Se cuenta que un profeta, acompañado de todos sus discípulos, llegó a una ciudad para difundir sus doctrinas y hacer a sus habitantes un poco más sabios. A los pocos días de abrir las puertas de la escuela en la que se habían instalado, se les unió un estudiante que dijo:
—Señor, en esta ciudad reina la frivolidad, a nadie le interesa aprender.

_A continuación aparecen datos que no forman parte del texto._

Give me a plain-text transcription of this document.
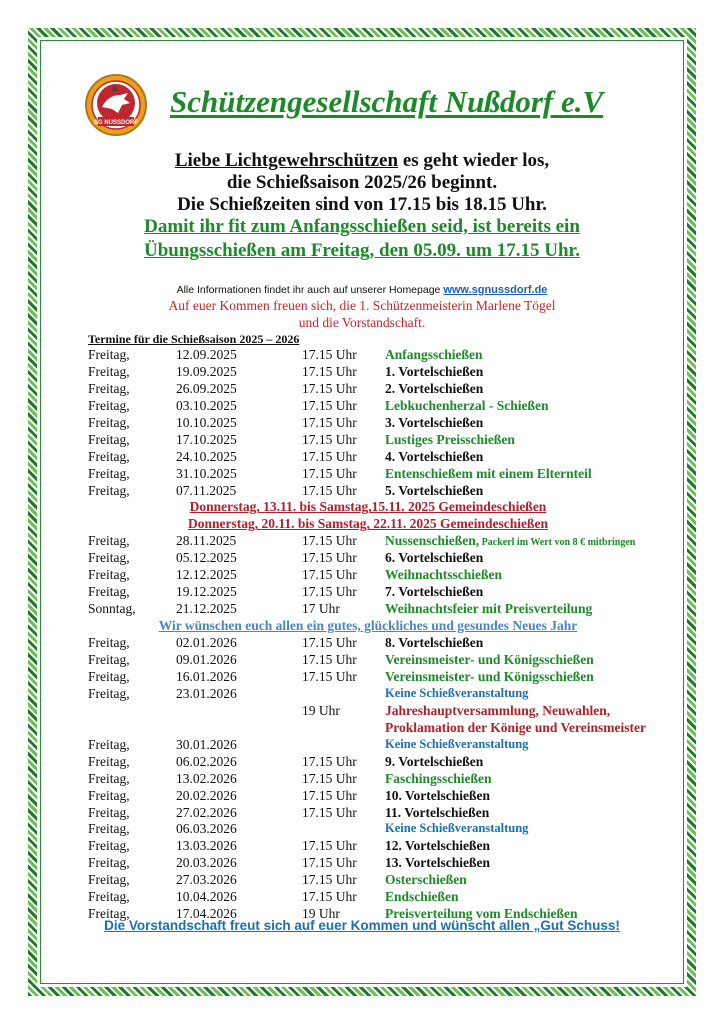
SG NUSSDORF
Schützengesellschaft Nußdorf e.V
Liebe Lichtgewehrschützen es geht wieder los,
die Schießsaison 2025/26 beginnt.
Die Schießzeiten sind von 17.15 bis 18.15 Uhr.
Damit ihr fit zum Anfangsschießen seid, ist bereits ein
Übungsschießen am Freitag, den 05.09. um 17.15 Uhr.
Alle Informationen findet ihr auch auf unserer Homepage www.sgnussdorf.de
Auf euer Kommen freuen sich, die 1. Schützenmeisterin Marlene Tögel
und die Vorstandschaft.
Termine für die Schießsaison 2025 – 2026
Freitag,	12.09.2025	17.15 Uhr Anfangsschießen
Freitag,	19.09.2025	17.15 Uhr 1. Vortelschießen
Freitag,	26.09.2025	17.15 Uhr 2. Vortelschießen
Freitag,	03.10.2025	17.15 Uhr Lebkuchenherzal - Schießen
Freitag,	10.10.2025	17.15 Uhr 3. Vortelschießen
Freitag,	17.10.2025	17.15 Uhr Lustiges Preisschießen
Freitag,	24.10.2025	17.15 Uhr 4. Vortelschießen
Freitag,	31.10.2025	17.15 Uhr Entenschießem mit einem Elternteil
Freitag,	07.11.2025	17.15 Uhr 5. Vortelschießen
Donnerstag, 13.11. bis Samstag,15.11. 2025 Gemeindeschießen
Donnerstag, 20.11. bis Samstag, 22.11. 2025 Gemeindeschießen
Freitag,	28.11.2025	17.15 Uhr Nussenschießen, Packerl im Wert von 8 € mitbringen
Freitag,	05.12.2025	17.15 Uhr 6. Vortelschießen
Freitag,	12.12.2025	17.15 Uhr Weihnachtsschießen
Freitag,	19.12.2025	17.15 Uhr 7. Vortelschießen
Sonntag,	21.12.2025	17 Uhr	Weihnachtsfeier mit Preisverteilung
Wir wünschen euch allen ein gutes, glückliches und gesundes Neues Jahr
Freitag,	02.01.2026	17.15 Uhr 8. Vortelschießen
Freitag,	09.01.2026	17.15 Uhr Vereinsmeister- und Königsschießen
Freitag,	16.01.2026	17.15 Uhr Vereinsmeister- und Königsschießen
Freitag,	23.01.2026	Keine Schießveranstaltung
19 Uhr	Jahreshauptversammlung, Neuwahlen,
Proklamation der Könige und Vereinsmeister
Freitag,	30.01.2026	Keine Schießveranstaltung
Freitag,	06.02.2026	17.15 Uhr 9. Vortelschießen
Freitag,	13.02.2026	17.15 Uhr Faschingsschießen
Freitag,	20.02.2026	17.15 Uhr 10. Vortelschießen
Freitag,	27.02.2026	17.15 Uhr 11. Vortelschießen
Freitag,	06.03.2026	Keine Schießveranstaltung
Freitag,	13.03.2026	17.15 Uhr 12. Vortelschießen
Freitag,	20.03.2026	17.15 Uhr 13. Vortelschießen
Freitag,	27.03.2026	17.15 Uhr Osterschießen
Freitag,	10.04.2026	17.15 Uhr Endschießen
Freitag,	17.04.2026	19 Uhr	Preisverteilung vom Endschießen
Die Vorstandschaft freut sich auf euer Kommen und wünscht allen „Gut Schuss!
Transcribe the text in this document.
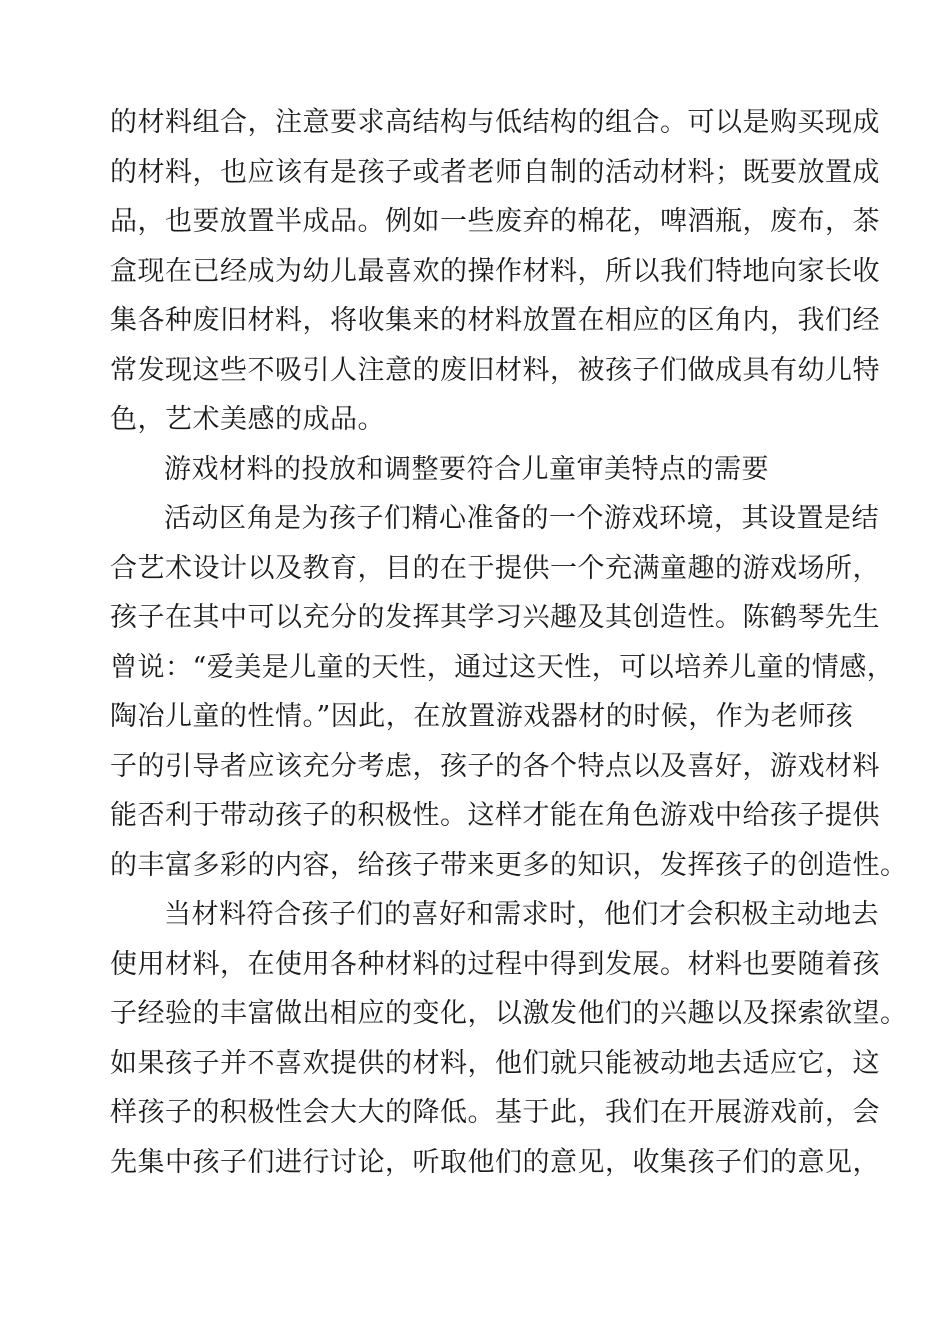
的材料组合，注意要求高结构与低结构的组合。可以是购买现成
的材料，也应该有是孩子或者老师自制的活动材料；既要放置成
品，也要放置半成品。例如一些废弃的棉花，啤酒瓶，废布，茶
盒现在已经成为幼儿最喜欢的操作材料，所以我们特地向家长收
集各种废旧材料，将收集来的材料放置在相应的区角内，我们经
常发现这些不吸引人注意的废旧材料，被孩子们做成具有幼儿特
色，艺术美感的成品。
游戏材料的投放和调整要符合儿童审美特点的需要
活动区角是为孩子们精心准备的一个游戏环境，其设置是结
合艺术设计以及教育，目的在于提供一个充满童趣的游戏场所，
孩子在其中可以充分的发挥其学习兴趣及其创造性。陈鹤琴先生
曾说：“爱美是儿童的天性，通过这天性，可以培养儿童的情感，
陶冶儿童的性情。”因此，在放置游戏器材的时候，作为老师孩
子的引导者应该充分考虑，孩子的各个特点以及喜好，游戏材料
能否利于带动孩子的积极性。这样才能在角色游戏中给孩子提供
的丰富多彩的内容，给孩子带来更多的知识，发挥孩子的创造性。
当材料符合孩子们的喜好和需求时，他们才会积极主动地去
使用材料，在使用各种材料的过程中得到发展。材料也要随着孩
子经验的丰富做出相应的变化，以激发他们的兴趣以及探索欲望。
如果孩子并不喜欢提供的材料，他们就只能被动地去适应它，这
样孩子的积极性会大大的降低。基于此，我们在开展游戏前，会
先集中孩子们进行讨论，听取他们的意见，收集孩子们的意见，
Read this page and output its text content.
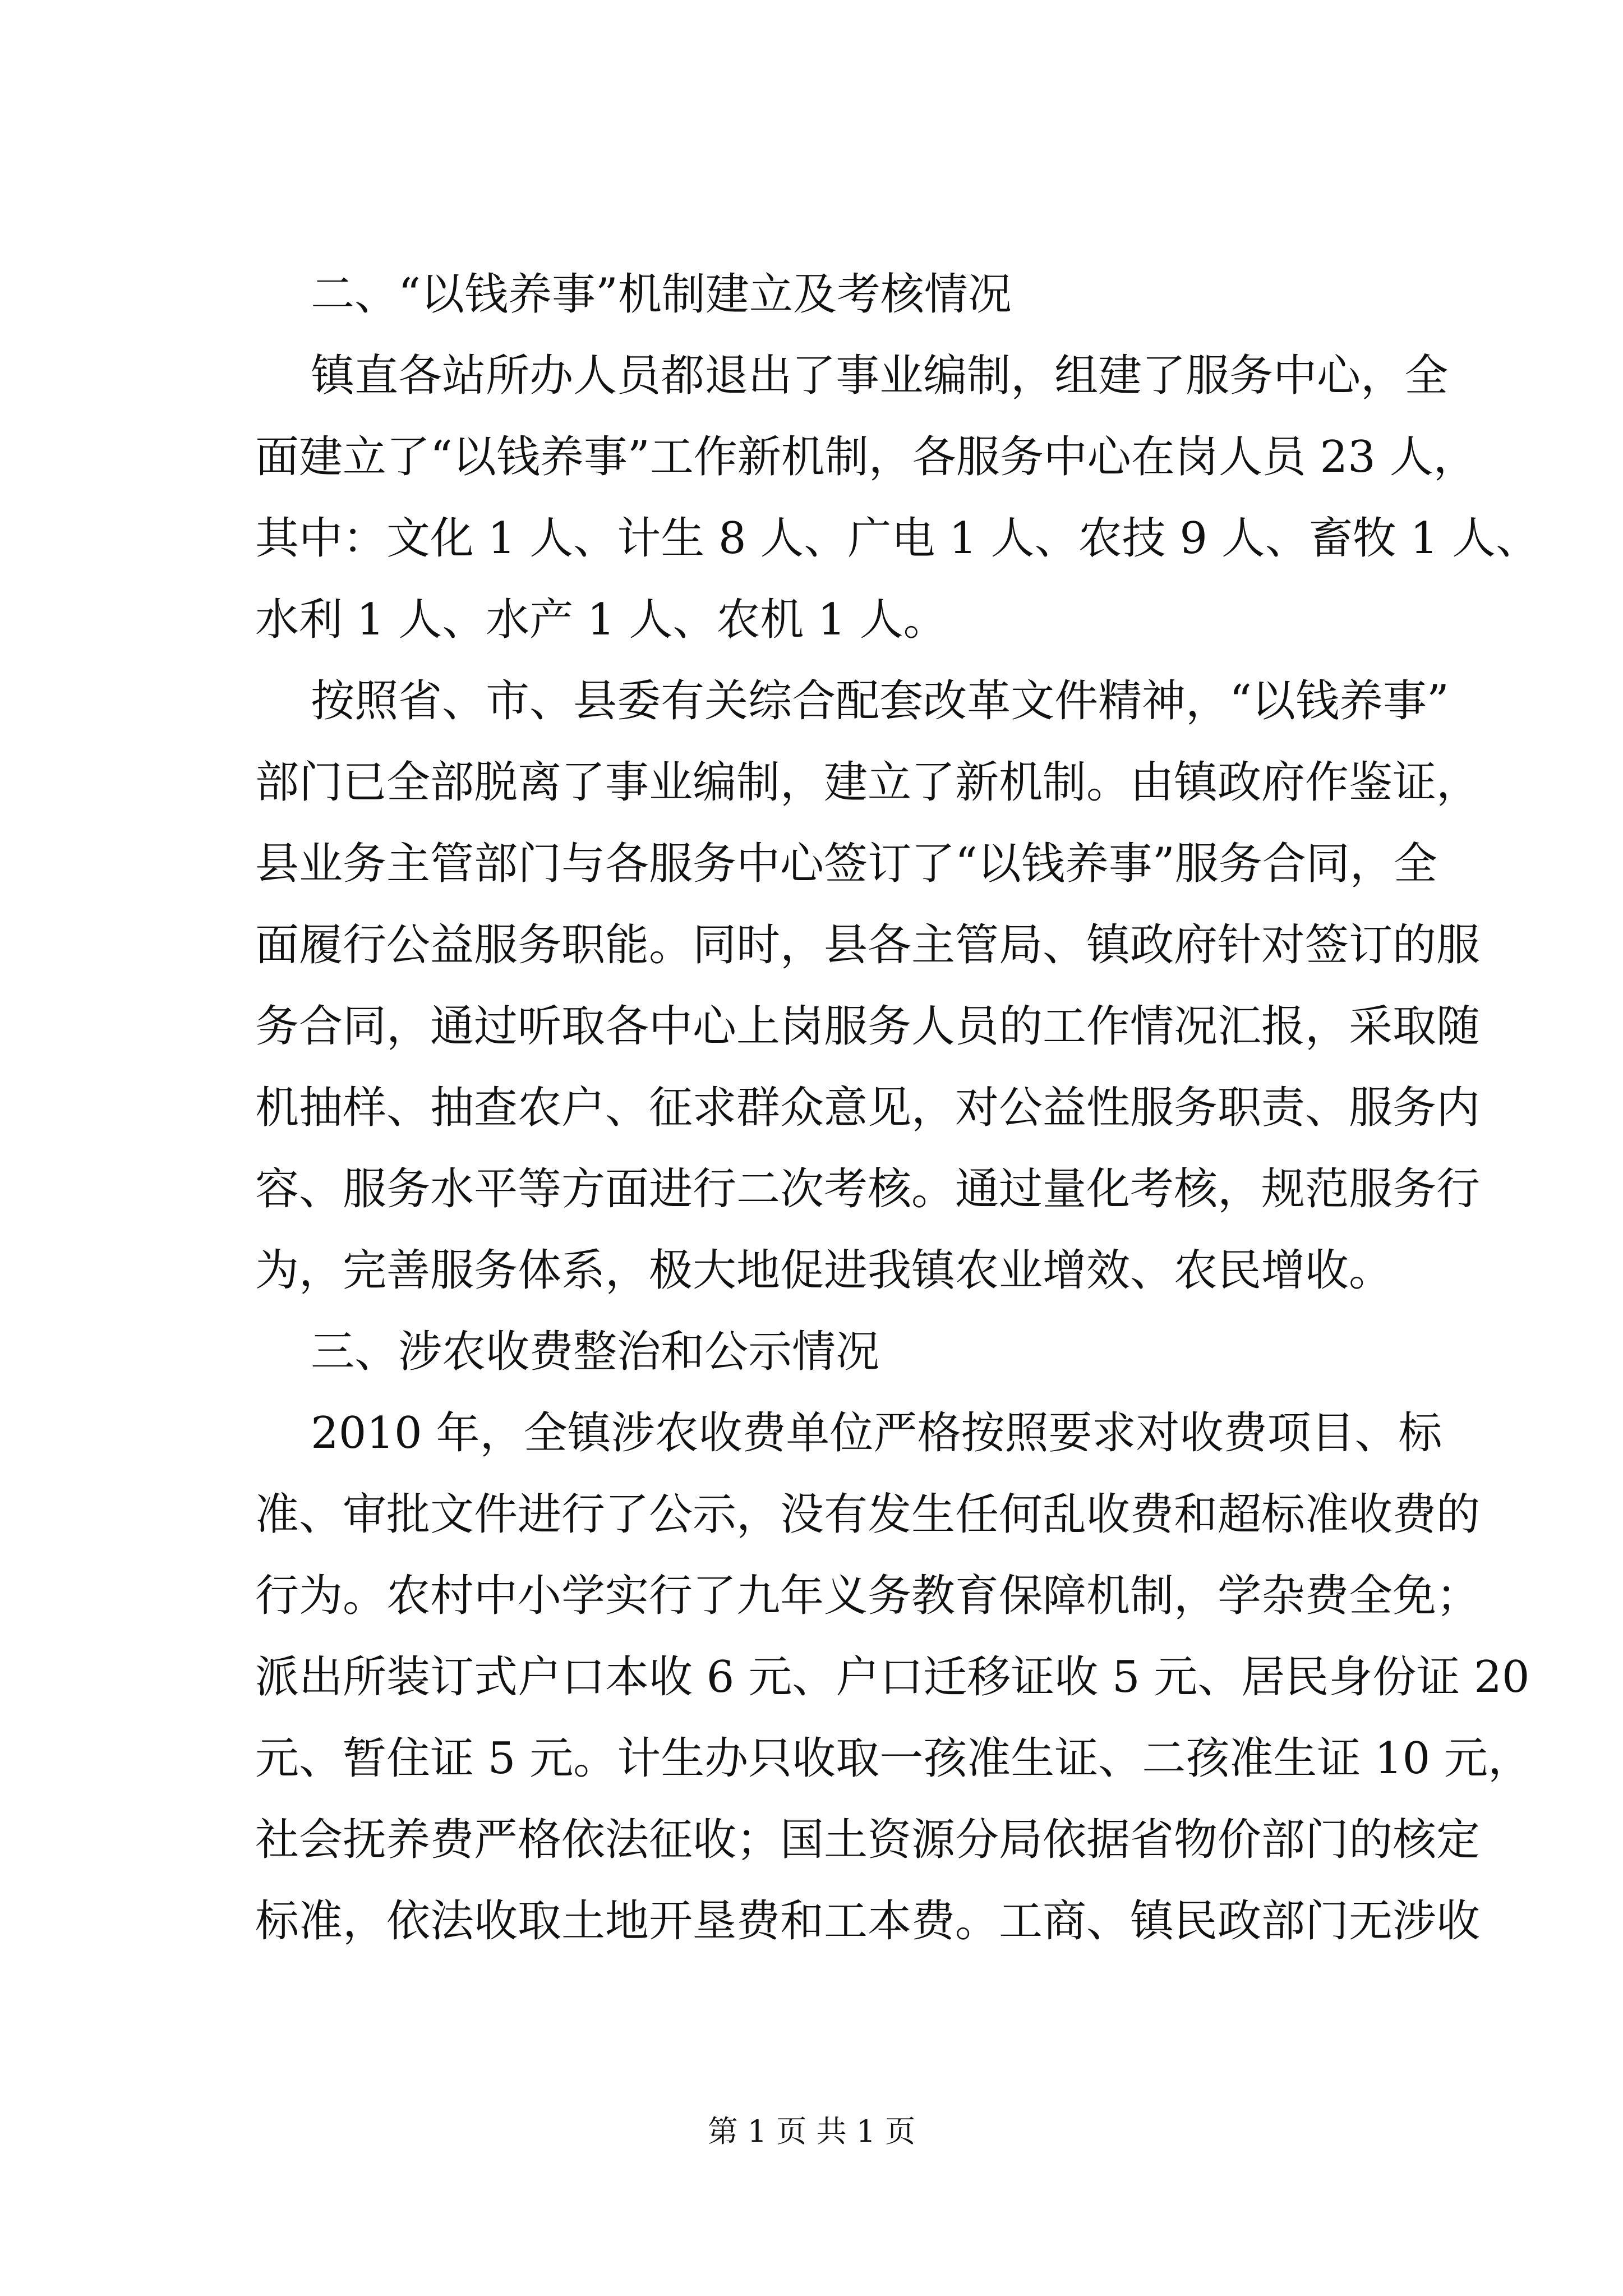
二、“以钱养事”机制建立及考核情况
镇直各站所办人员都退出了事业编制，组建了服务中心，全
面建立了“以钱养事”工作新机制，各服务中心在岗人员 23 人，
其中：文化 1 人、计生 8 人、广电 1 人、农技 9 人、畜牧 1 人、
水利 1 人、水产 1 人、农机 1 人。
按照省、市、县委有关综合配套改革文件精神，“以钱养事”
部门已全部脱离了事业编制，建立了新机制。由镇政府作鉴证，
县业务主管部门与各服务中心签订了“以钱养事”服务合同，全
面履行公益服务职能。同时，县各主管局、镇政府针对签订的服
务合同，通过听取各中心上岗服务人员的工作情况汇报，采取随
机抽样、抽查农户、征求群众意见，对公益性服务职责、服务内
容、服务水平等方面进行二次考核。通过量化考核，规范服务行
为，完善服务体系，极大地促进我镇农业增效、农民增收。
三、涉农收费整治和公示情况
2010 年，全镇涉农收费单位严格按照要求对收费项目、标
准、审批文件进行了公示，没有发生任何乱收费和超标准收费的
行为。农村中小学实行了九年义务教育保障机制，学杂费全免；
派出所装订式户口本收 6 元、户口迁移证收 5 元、居民身份证 20
元、暂住证 5 元。计生办只收取一孩准生证、二孩准生证 10 元，
社会抚养费严格依法征收；国土资源分局依据省物价部门的核定
标准，依法收取土地开垦费和工本费。工商、镇民政部门无涉收
第 1 页 共 1 页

Si pretendéis inculcar alguna idea en sus corazones, vais a tener un duro trabajo.
El maestro, que lo estaba escuchando atentamente, le contestó:
—Tienes razón.
Ese mismo día llamó a la puerta de esta comunidad otro muchacho que, con una amplia sonrisa, se dirigió al profeta con estas palabras:
—Señor, habéis llegado a la ciudad ideal para acogeros. Aquí la gente hierve de deseos por conocer la doctrina verdadera.
El maestro sonrió complacido y, de nuevo, comentó:
—Tienes razón.
Uno de los discípulos, contrariado, le dijo al profeta:
—¿Por qué les contestas siempre lo mismo? No puede ser que ambos tengan razón.
A lo que el sabio respondió:
—Cada hombre ve el mundo de una manera distinta. Unos sólo reparan en lo malo y otros, en lo bueno. ¿Piensas que se equivocan? No creas que me han engañado, sólo me han dicho una verdad incompleta.